For the TR-FRET tracer molecule, UNC10245204 (a cyclic peptide -S-Ac-YTTPIWNIRFC-NH2 described in ref. 47) was synthesized with an N-terminal cysteine to facilitate conjugation with maleimide AlexaFluor 647 (Thermo Fisher Scientific; Alexa647-CIB1-peptide). Compounds were dispensed into 384-well plates using a Mosquito HTS nanoliter instrument (TTP LABTech) as 3-fold serial dilutions (100x in DMSO, 0.1 μL) for final concentrations ranging from 100 μM to 0.5 nM. Biotinylated CIB1 was diluted to a final concentration of 3 nM in assay buffer (20 mM) TRIS pH 7.5, 150 mM NaCl, 1 mM CaCl, 1 mM CHAPS, and 1 mM DTT (added fresh each time), and 5 μL of diluted protein was added to the wells of the assay plate using a Multidrop Combi Reagent Dispenser (Thermo Scientific) and incubated at room temperature for 20 min. 5 μL detection solution containing 2 nM Lance Eu-Streptavidin (Perkin Elmer) and 30 nM Alexa647-CIB1-phage peptide diluted in assay buffer was added to the wells and incubated 30–60 min at room temperature protected from light. TR-FRET signals were measured using an Envision Multilabel Plate Reader (PerkinElmer; Eu excitation 320 nm, Eu emission 615 nm, Alexa dye emission 665 nm). TR-FRET signal is measured as the ratio 665 nm/615 nm, and percent inhibition was calculated using two sets of control wells; biotinylated CIB1 and detection solution in the presence (100% inhibition, positive control) or absence (0% inhibition, negative control) of CIB1 inhibitor. Inhibition curves were analyzed using a four-parameter non-linear curve fit using ScreenAble software, and the mean and standard deviation were calculated. Publication curves were averaged and fit with a four-parameter non-liner curve fit using GraphPad Prism.

Cellular assay

Human triple-negative cell lines MDA-MB-468, MDA-MB-436, MDA-MB-231, and BT-549 were cultured in Dulbecco’s modified eagle medium (DMEM, Gibco) supplemented with 10% fetal bovine serum and 1% non-essential amino acids (Gibco) at 5% CO2 and 37 °C. BT549 and MDA-436 media was also supplemented with 10 µg/ml insulin (Gibco). For cell death studies, each cell line was plated at a density of 1.5 × 105 cells/well.

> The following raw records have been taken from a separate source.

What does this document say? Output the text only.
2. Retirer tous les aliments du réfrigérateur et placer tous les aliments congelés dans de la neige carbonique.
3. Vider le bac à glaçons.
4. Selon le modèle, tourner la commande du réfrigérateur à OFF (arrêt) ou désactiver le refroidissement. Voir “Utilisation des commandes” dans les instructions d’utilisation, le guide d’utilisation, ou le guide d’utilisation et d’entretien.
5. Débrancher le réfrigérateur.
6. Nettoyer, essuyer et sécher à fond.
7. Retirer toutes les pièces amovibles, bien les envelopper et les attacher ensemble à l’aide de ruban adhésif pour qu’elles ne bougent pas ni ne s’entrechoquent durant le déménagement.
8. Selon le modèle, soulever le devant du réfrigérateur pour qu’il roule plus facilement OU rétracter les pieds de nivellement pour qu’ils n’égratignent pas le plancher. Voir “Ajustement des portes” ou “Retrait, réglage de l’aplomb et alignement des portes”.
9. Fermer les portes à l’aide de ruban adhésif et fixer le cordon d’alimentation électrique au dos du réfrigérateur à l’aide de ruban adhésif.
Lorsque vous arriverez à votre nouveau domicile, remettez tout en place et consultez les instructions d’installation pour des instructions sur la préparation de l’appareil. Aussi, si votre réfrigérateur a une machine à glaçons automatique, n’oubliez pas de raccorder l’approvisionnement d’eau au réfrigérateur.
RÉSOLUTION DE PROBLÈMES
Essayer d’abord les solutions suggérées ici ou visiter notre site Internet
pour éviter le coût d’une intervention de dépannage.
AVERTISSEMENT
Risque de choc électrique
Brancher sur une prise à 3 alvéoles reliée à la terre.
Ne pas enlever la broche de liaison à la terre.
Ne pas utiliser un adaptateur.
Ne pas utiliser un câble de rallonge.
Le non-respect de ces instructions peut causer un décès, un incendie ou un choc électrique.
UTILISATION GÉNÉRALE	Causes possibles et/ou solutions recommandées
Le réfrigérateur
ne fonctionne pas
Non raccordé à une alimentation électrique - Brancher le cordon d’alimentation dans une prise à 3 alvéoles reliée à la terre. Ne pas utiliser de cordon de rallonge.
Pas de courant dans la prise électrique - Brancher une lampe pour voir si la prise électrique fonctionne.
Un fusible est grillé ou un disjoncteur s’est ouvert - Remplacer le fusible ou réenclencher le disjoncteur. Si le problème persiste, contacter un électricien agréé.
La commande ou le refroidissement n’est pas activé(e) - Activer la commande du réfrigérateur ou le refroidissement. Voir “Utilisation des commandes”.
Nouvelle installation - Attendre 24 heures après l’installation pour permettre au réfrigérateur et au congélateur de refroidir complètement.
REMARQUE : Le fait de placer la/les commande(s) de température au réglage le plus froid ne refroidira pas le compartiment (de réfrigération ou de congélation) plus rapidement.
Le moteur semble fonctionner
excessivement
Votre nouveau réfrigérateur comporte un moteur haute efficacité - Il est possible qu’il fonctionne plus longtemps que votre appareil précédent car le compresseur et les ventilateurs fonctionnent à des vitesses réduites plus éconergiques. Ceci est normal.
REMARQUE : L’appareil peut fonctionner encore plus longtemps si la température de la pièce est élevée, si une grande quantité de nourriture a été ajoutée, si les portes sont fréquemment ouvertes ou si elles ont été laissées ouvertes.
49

After 24 h, the media was replaced with 1.5 mL of media containing 30 μM of compound or 1% DMSO vehicle and incubated and additional 24–48 h. Floating and adherent cell populations were harvested and cell death quantified by Trypan blue exclusion and expressed as the mean percentage of dead cells (i.e., trypan blue positive) from both floating and adherent total cell populations. Statistical analysis from 2 separate experiments was performed using GraphPad Prism software.

Reporting summary

Further information on research design is available in the Nature Portfolio Reporting Summary linked to this article.